現在単独1位の神谷そら(写真はアース・モンダミンカップ 2026、撮影/岡沢裕行)
初日に7アンダー「65」をマークし、最高のスタートを切ったのは神谷そらだ。
「スコアの割にはティーショットが不安定だったのでちょっとビックリ」と本人が振り返る通り、ラウンドではナイスショットが不運にも木の裏へ行ったり、ミスショットが跳ねて林に入ったりするトラブルにも見舞われた。しかし、ここ最近好感触をキープしていたというアイアンショットが冴え渡り、次々とピンへと絡めてピンチをリカバリーしてみせた。
このコースについては「あまり得意とはいえない」と語りながらも、スコアを意識せず自身の取り組んでいるテーマだけに集中。インコースから出てスコアを伸ばし、後半アウトの8番(パー3)でバーディを奪った際、ギャラリーから「7アンダー!」という声を聞いて初めて自分のスコアに気がついたという無欲の猛チャージだった。明日の雨予報を見据え、「しっかり体力回復を優先して休みます」と静かに次戦へ備える。
レギュラーツアー自己ベスト「66」、1打差2位タイの好位置で終えた福田萌維

約1カ月前に開催されたステップ・アップ・ツアー「ルートインカップ」で初タイトルを掴んだ福田(写真はヨネックスレディスゴルフトーナメント 2026、撮影/有原裕晶)
首位の神谷を1打差で追う2位タイには、6アンダー「66」のロケットスタートを決めたプロ同期の福田萌維と荒木優奈の2人が並んだ。なお、プロでは同期だが荒木は、福田にとって日章学園高校の1学年先輩にあたり、荒木と同学年だった菅楓華も5アンダー4位タイと好スタートを切っている。
1番パー5での幸先良いバーディを皮切りに、前半アウトコースだけで5バーディ(5番でボギー)を奪う怒濤のラッシュを魅せた福田。後半に入っても流れを切らさず2つのバーディを積み重ね、レギュラーツアー自己ベストとなるビッグスコアを叩き出した。
「(プロ同期の青木香奈子やルーキーの高田菜桜との)同組の雰囲気もすごく良くてリズムに乗りやすかった。

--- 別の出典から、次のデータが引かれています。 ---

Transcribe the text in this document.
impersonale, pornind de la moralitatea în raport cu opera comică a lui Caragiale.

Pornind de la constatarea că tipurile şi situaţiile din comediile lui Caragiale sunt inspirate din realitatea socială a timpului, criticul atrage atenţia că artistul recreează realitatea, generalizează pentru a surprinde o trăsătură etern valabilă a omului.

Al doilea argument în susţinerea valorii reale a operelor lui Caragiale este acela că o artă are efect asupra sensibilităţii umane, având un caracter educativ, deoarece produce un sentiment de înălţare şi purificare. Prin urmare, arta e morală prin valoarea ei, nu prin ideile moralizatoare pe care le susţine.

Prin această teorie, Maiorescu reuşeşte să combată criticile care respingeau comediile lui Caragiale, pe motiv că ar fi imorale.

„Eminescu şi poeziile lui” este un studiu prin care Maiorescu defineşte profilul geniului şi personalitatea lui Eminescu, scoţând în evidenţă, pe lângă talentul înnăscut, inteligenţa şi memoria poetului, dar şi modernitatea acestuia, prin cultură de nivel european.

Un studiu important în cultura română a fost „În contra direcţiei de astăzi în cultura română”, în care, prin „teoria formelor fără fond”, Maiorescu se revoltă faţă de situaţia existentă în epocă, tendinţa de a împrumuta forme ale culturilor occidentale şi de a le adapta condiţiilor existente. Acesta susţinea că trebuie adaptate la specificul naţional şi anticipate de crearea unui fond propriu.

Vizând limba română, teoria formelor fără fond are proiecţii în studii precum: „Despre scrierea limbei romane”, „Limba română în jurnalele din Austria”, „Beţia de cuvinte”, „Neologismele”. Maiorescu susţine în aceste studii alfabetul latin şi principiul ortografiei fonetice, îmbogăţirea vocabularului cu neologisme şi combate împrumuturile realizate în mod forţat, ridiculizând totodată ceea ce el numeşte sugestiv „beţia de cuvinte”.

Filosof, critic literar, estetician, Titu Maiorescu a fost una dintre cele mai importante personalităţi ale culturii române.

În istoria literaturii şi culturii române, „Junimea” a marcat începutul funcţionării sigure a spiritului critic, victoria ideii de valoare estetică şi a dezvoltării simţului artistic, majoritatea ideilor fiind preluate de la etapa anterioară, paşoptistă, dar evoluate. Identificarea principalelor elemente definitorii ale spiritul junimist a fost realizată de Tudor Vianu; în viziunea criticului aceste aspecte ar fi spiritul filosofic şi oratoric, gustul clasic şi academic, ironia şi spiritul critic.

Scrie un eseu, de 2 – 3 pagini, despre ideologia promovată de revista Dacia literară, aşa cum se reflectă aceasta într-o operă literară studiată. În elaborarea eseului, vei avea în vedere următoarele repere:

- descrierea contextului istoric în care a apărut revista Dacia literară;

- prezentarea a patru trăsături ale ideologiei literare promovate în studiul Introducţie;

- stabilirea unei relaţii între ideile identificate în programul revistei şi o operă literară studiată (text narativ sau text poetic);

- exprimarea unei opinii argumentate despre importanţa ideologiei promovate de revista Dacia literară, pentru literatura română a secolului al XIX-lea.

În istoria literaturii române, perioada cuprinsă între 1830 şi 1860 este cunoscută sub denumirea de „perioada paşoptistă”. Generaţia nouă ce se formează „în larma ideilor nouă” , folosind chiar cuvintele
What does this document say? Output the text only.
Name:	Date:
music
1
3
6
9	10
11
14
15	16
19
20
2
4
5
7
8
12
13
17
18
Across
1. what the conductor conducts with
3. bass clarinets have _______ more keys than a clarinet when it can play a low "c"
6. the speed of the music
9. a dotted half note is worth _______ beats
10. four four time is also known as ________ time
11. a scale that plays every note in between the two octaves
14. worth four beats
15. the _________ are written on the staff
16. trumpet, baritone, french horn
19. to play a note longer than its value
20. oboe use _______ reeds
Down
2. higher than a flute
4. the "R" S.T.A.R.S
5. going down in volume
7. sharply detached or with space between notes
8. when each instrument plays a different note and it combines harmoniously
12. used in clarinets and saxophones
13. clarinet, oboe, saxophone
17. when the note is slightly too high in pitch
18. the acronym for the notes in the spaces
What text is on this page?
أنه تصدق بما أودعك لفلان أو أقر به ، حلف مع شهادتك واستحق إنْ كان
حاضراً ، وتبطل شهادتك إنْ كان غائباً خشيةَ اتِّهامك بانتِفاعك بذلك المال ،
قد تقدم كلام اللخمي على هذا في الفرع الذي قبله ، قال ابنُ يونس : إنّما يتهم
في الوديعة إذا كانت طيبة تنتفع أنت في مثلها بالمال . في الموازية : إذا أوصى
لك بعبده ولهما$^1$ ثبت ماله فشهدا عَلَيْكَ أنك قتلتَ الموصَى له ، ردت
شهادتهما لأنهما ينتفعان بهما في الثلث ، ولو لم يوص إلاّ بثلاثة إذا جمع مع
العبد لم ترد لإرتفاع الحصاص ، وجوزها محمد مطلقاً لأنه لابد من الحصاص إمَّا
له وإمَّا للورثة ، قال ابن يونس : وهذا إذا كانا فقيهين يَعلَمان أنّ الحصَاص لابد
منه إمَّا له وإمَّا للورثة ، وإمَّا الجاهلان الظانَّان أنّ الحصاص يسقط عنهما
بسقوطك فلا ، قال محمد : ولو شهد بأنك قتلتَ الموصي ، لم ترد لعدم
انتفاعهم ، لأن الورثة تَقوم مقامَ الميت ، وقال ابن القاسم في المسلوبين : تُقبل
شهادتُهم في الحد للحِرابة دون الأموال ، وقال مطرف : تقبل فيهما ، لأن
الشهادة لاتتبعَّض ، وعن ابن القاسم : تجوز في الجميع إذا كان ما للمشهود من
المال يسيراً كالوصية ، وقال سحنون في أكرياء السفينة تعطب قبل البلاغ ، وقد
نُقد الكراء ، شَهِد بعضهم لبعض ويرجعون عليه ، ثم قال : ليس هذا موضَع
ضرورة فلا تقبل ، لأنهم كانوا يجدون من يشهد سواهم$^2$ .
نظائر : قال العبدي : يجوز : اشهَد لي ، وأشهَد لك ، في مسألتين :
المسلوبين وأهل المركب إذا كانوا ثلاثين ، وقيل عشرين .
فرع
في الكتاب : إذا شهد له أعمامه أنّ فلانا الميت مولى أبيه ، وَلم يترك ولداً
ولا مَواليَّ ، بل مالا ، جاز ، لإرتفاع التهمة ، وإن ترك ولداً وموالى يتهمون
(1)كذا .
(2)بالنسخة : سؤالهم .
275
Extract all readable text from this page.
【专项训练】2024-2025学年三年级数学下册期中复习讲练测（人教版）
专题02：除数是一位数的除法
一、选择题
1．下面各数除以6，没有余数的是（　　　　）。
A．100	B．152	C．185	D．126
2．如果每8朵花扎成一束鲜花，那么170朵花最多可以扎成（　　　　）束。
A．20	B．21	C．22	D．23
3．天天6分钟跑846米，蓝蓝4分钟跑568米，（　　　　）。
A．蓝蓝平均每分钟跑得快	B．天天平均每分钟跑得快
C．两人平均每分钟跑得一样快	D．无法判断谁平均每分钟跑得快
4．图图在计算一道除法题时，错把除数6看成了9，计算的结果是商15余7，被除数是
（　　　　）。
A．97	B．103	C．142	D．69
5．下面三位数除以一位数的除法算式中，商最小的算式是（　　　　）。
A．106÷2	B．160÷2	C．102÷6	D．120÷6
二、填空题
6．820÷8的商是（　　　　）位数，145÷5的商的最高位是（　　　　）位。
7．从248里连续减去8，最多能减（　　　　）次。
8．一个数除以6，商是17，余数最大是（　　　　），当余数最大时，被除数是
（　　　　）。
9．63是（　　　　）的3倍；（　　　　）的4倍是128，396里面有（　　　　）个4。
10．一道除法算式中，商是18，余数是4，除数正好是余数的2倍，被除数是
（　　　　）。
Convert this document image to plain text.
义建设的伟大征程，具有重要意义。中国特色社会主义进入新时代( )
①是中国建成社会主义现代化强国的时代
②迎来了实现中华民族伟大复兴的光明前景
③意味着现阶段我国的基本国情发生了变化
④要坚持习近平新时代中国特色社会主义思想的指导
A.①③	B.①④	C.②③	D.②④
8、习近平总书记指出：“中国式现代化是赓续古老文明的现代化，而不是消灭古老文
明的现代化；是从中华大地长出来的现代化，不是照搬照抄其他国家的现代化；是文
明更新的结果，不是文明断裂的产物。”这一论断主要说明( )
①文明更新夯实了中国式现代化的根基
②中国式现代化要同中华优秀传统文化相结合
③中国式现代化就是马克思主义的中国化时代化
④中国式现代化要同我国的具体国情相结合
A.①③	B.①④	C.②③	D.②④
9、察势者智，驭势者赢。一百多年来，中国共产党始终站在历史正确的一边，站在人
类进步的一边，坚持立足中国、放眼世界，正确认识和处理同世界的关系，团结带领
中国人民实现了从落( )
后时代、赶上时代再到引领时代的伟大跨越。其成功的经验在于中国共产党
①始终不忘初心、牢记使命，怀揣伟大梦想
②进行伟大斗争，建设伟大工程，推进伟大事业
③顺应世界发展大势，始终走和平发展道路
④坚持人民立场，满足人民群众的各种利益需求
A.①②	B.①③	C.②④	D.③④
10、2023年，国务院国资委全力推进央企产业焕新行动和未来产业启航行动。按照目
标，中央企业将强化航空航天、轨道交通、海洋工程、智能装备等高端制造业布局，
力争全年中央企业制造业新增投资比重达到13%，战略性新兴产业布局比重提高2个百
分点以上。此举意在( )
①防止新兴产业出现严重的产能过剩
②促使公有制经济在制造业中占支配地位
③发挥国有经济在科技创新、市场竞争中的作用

レギュラーツアーではここまで出したことがなかったので、すごい自信になります」とはじける笑顔を見せた。
5月頃から調子の波がなく、攻めのゴルフが継続できているという福田。タフな連戦のなかでも「体のコンディション管理に凄く気を使っている」と語る通り、31度を超える暑さのなかでも最後まで高い集中力を切らさず、「いい意味で楽なゴルフができている」と充実の手応えを口にした。
連覇へ闘志を燃やす小祝と、ツアー初イーグルの鳥居が4アンダー追走

前回大会で勝利した小祝(写真左・撮影/姉崎正)と、ツアールーキーの鳥居さくら(写真右・撮影/有原裕晶)
首位と3打差の4アンダー「68」の6位タイグループには、ディフェンディングチャンピオンの小祝さくらと、ルーキーの鳥居さくらら17人がひしめき合う。
昨年覇者の小祝さくらは、厳しい暑さに苦しみながらも、持ち前の安定感で4バーディ、ノーボギーと隙のないプレーを披露。
「昨年は無観客でのプレーで静かでしたが、今年は大勢の声援を力に変えて頑張れました」とギャラリーへ感謝を述べた。グリーンが止まりやすいコンディションを計算し「ピンをしっかり攻めるゴルフ」を課題に置いた一方、パー5での2オンチャンスを活かしきれなかった点を挙げ、「明日はその辺を軽く修正して臨みたい」と貪欲に連覇を狙う。
同じく4アンダーに並ぶ鳥居さくらは、パーオンを徹底して意識したセーフティなマネジメントが結実。2.5〜3メートル前後の絶妙なバーディパットを気楽に沈めていっただけでなく、インコースの13番(パー4)では自身ツアー初となる値千金の「初イーグル」を奪取し、一気にリーダーボードを駆け上がった。
「ルーキーイヤーで優勝し、最終的にはシードを獲得したい」と大きな目標を掲げつつも、「明日は今日のゴルフは忘れてリセットし、また一から18ホールを回りきりたい」と、初々しくも引き締まった表情で明日への意気込みを語った。
2日目(2R)は雨予報が出ており、気温の低下とともにグリーンの重さや風の計算など、初日とは全く異なるアジャスト力が要求されるサバイバルになりそうだ。実力者たちがどのようにスコアを組み立てていくのか、仙台の地での熱い戦いから目が離せない。